The study was led by Stanford University researchers and published in PLoS Genetics with two unusual co-authors: John and Anne West, a father-daughter pair who helped the researchers sequence the West family's genomes.
John West was born with a mutation on the Factor V gene that increases blood clot risks and, in 2003, he suffered two pulmonary embolisms. His daughter, then a high-school senior who inherited the mutation, began to analyze their family's genomes to determine their genetic similarities and how traits were passed down.

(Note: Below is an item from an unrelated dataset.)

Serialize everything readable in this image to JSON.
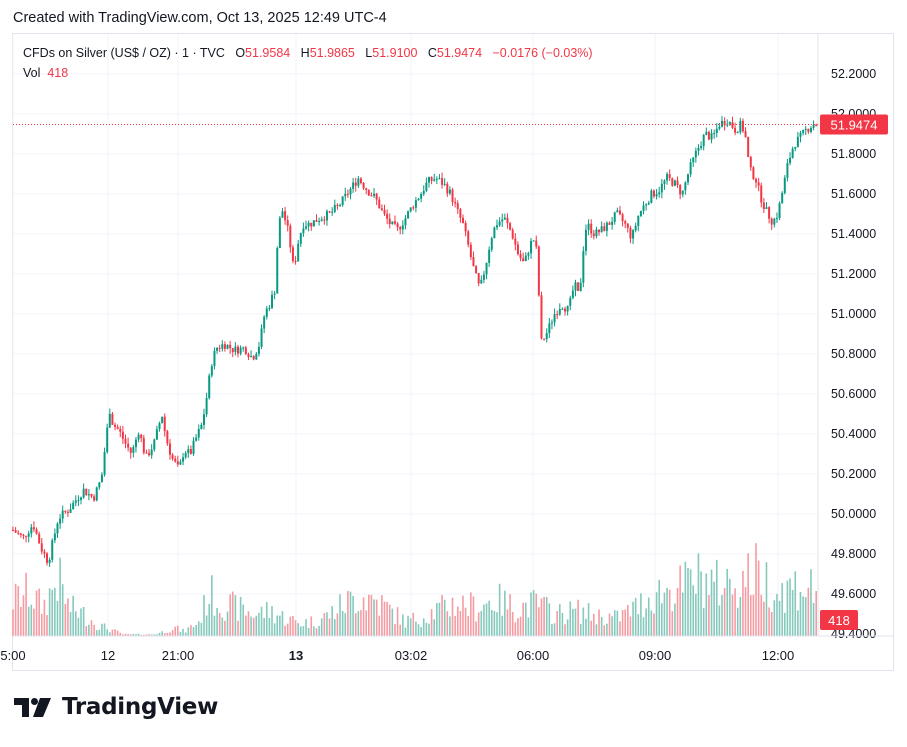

With the researchers' help, John and Anne were able to assess gene interactions and disease development in their four-person family. The study, only the second to be published about a family's full genome, revealed that Anne had inherited two mutations from her father that increase her embolism risk, as well as one mutation from her mother associated with thrombophilia. It also revealed that all four family members face a higher risk of psoriasis.
Armed with knowledge obtained from their genome sequence, the West family has made lifestyle changes to avoid future problems. In addition, researchers were able to use John West's genetic information to predict his warfarin dosage. They also determined that a certain blood thinner would increase Anne and her mother's bleeding risk, an important finding in the event that Anne develops thrombophilia.
The benefits from sequencing one day could be conferred on others, the Journal reports. John West is now the CEO of Personalis, a biotech company started by the researchers that offers whole-genome sequencing. Although the links between diseases and genetic variations are still being determined, he notes that sequencing can help people make changes that reflect some health risks (Marcus, Journal, 9/16).